On August 3, 2016, the U.S. Food and Drug Administration approved the first generic version of Tamiflu (oseltamivir phosphate), a widely used medication for the treatment of the flu (influenza A and B) in patients two weeks of age and older who have had flu symptoms for no more than 48 hours; and prevention of the flu in patients one year of age and older. Tamiflu was approved in 1999.
The FDA is committed to improving patient access to safe and effective generic drugs. Generic drugs approved by the FDA have the same high-quality and strength as brand-name drugs. The generic manufacturing and packaging sites must pass the same quality standards as those of brand-name drugs.
The most common side effects reported by people using oseltamivir phosphate in clinical trials included nausea and vomiting.

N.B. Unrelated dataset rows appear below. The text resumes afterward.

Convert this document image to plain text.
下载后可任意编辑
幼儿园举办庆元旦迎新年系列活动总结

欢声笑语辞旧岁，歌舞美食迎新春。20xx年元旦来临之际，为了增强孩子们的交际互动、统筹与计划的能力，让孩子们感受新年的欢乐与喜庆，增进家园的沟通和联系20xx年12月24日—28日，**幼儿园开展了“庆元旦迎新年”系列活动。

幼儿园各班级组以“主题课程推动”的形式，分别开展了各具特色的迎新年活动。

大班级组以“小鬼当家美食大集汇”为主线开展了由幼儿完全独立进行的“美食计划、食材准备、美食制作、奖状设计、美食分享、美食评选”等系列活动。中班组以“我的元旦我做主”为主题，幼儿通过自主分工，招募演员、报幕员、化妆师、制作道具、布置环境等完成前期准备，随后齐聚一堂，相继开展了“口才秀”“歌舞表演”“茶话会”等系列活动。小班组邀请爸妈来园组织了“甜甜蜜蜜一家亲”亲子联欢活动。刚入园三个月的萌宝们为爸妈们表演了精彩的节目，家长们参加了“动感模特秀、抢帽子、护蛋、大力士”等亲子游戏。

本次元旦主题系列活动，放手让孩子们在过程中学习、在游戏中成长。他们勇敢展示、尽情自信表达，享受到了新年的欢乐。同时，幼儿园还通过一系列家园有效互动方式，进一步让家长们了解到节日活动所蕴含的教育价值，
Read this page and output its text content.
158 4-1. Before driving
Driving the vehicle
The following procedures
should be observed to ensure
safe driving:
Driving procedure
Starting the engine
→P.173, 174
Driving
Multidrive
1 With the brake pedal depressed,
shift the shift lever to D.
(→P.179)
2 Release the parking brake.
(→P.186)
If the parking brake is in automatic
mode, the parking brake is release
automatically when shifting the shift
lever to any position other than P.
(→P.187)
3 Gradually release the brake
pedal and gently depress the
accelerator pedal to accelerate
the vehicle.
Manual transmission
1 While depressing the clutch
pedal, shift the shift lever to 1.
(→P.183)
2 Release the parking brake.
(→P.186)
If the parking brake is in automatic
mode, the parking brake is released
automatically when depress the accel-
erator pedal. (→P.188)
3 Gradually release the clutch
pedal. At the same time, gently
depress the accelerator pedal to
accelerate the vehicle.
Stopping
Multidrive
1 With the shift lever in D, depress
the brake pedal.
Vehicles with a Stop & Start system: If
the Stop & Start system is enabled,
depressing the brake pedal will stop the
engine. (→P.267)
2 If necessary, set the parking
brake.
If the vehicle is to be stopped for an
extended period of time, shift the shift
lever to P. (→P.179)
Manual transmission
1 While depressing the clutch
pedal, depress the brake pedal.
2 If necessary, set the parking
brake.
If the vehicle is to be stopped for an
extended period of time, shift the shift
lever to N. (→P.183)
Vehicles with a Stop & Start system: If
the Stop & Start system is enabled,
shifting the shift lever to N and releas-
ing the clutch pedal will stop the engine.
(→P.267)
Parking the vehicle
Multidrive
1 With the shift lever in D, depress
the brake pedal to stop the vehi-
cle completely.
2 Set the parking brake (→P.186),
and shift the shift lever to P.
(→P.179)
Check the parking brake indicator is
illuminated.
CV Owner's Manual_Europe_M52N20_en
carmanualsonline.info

Patients must use oseltamivir phosphate as directed by their health care provider. Oseltamivir phosphate does not take the place of receiving a flu vaccination. Talk to your health care provider about when you should receive an annual flu vaccination.
Oseltamivir phosphate does not treat or prevent illness caused by infections other than the influenza virus, and oseltamivir phosphate does not prevent bacterial infections that may happen with the flu. The FDA does not know if oseltamivir phosphate is effective in people who start treatment after two days of developing symptoms, or have weakened immune systems.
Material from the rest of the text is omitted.